I'm surprised no one has mentioned not bringing maps..
I'm surprised no one has mentioned not bringing maps..
Snore like a wounded moose.
Pee near the trail.
Pack explosions in shelters.
I guess all the above for me.. Especially heading out with ot telling anyone. Hey, if their not here when I go, thats there problem. When its time to go, Its time to go!!
"So what if theres a mountain, get over it!!!" - Graywolf, 2010
It's time to go!
"For me, it is better to grasp the Universe as it really is than to persist in delusion, however satisfying and reassuring."
Carl Sagan
not telling my parents where i was for weeks at a time hiking never worked for me. i was running away , and whenever i called from the doyal or dwg to ask for busfare home and to appologize, mom never got mad, never was at a loss for where i was, allways figured i was hiking my trail, and so i was defeated time and time again trying to hurt my family by being a runnaway like bro and sis were. when they ran away, folks chased them and hunted them and worried. when i tryed, they were fine with guessing i was hiking, even if they werent sure how long id been gone. so they never thaught of me as a runnaway. something i longed for.lol.
matthewski
I pee in privies.
Sometimes when I run into a hiker coming toward me and they ask about the terrain or location that I have just passed, I can't resist the urge to be a little less than truthful.
I don't hike often enough.
I stay off WB too long.
I don't camp the recommended footage from water sources, but I try to obey staying off the trail.
I don't pee on peoples tents at night or poop in fire rings as some have previously stated...
That's about it. I am better at pointing out others mistakes than my own. If my wife was on here, she would have a long list!
The blood of the martyrs is the seed of the church. - Tertullian
I run with scissors.
If you find yourself in a fair fight; your tactics suck.
I remembered another one. I get lolipops when in town...I stick the paper handles into the ground. If you ever saw about 1/4-inch of white stick poking out of the ground that means I passed that spot.
Is it a bad habit to ask strangers how long their cheese lasts?
Skids
Insanity: Asking about inseams over and over again and expecting different results.
Albert Einstein, (attributed)
1. I smoke
2. I drink
3. I chew
4. and I hang out with women who does those things two
Would you be offended if I told you to
TAKE A HIKE!
CowHead
"If at first you don't succeed......Skydiving is not for you" Zen Isms
I once was lost, then I hike the trail
If I'm not leading the trip, I don't study the route as much as I should--and occasionally don't carry a map.
I sometimes don't carry enough water. Then I end up thirsty. Oh well.
I never hang my food. I always sleep with it. I hiked part of the PCT in the Sierras without a bear canister.

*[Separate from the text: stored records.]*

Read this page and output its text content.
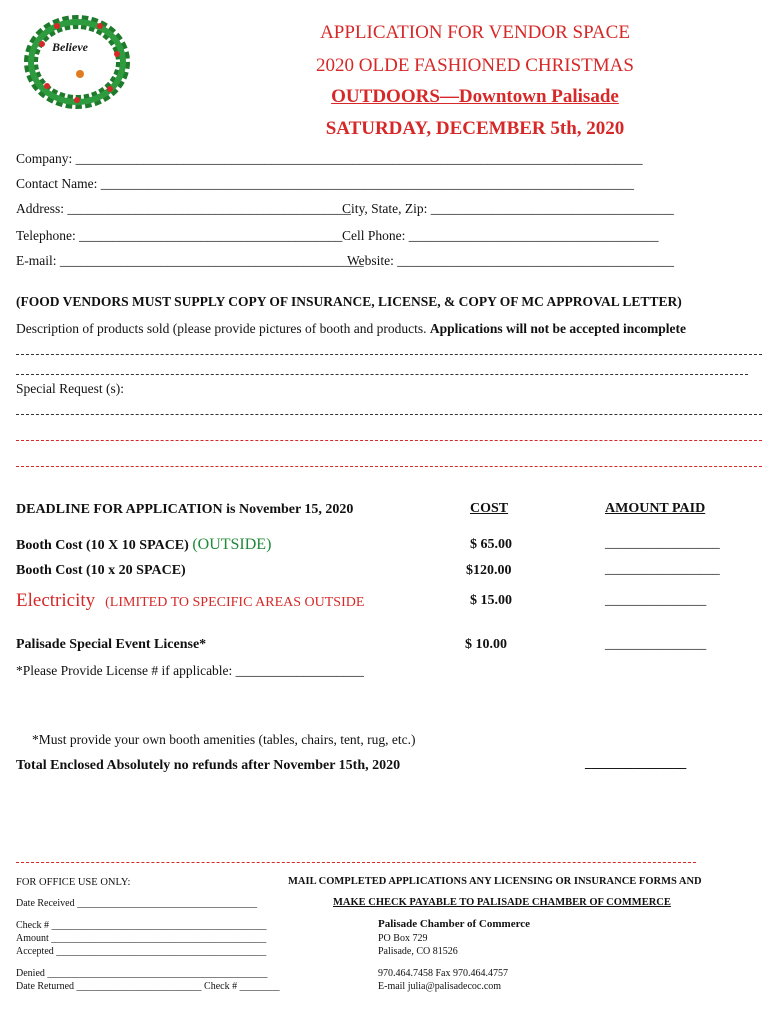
Believe
APPLICATION FOR VENDOR SPACE
2020 OLDE FASHIONED CHRISTMAS
OUTDOORS—Downtown Palisade
SATURDAY, DECEMBER 5th, 2020
Company: ____________________________________________________________________________________
Contact Name: _______________________________________________________________________________
Address: __________________________________________
City, State, Zip: ____________________________________
Telephone: _______________________________________ Cell Phone: _____________________________________
E-mail: _____________________________________________
Website: _________________________________________
(FOOD VENDORS MUST SUPPLY COPY OF INSURANCE, LICENSE, & COPY OF MC APPROVAL LETTER)
Description of products sold (please provide pictures of booth and products. Applications will not be accepted incomplete
Special Request (s):
DEADLINE FOR APPLICATION is November 15, 2020	COST	AMOUNT PAID
Booth Cost (10 X 10 SPACE) (OUTSIDE)	$ 65.00	_________________
Booth Cost (10 x 20 SPACE)	$120.00	_________________
Electricity (LIMITED TO SPECIFIC AREAS OUTSIDE	$ 15.00	_______________
Palisade Special Event License*	$ 10.00	_______________
*Please Provide License # if applicable: ___________________
*Must provide your own booth amenities (tables, chairs, tent, rug, etc.)
Total Enclosed Absolutely no refunds after November 15th, 2020	_______________
FOR OFFICE USE ONLY:
Date Received ____________________________________
Check # ___________________________________________
Amount ___________________________________________
Accepted __________________________________________
Denied ____________________________________________
Date Returned _________________________ Check # ________
MAIL COMPLETED APPLICATIONS ANY LICENSING OR INSURANCE FORMS AND
MAKE CHECK PAYABLE TO PALISADE CHAMBER OF COMMERCE
Palisade Chamber of Commerce
PO Box 729
Palisade, CO 81526
970.464.7458 Fax 970.464.4757
E-mail julia@palisadecoc.com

I don't bring a rain jacket and then I get miserable and wet in the rain.
I don't use a headlamp and instead fumble around in the dark.
I'm not very good at reading maps. I usually don't have a compass. I sometimes take a wrong turn and end up lost. Once I was so incredibly lost I didn't even have a clue where I was. Another time I went the wrong way but after a few hours I figured it out and at least I knew where I would end up. Worked out both times just fine.
Sometimes I just push over a rock to take a dump and then push the rock back on top after.
Some knew me as Piper, others as just Diane.
I hiked the PCT: Mexico to Mt. Shasta, 2008. Santa Barbara to Canada, 2009.
Sometimes I'll put on the most dejected, sorrowful, pained expression, and limp a bit, as I'm attempting to hitch a ride into town/back to the TH. Is that bad?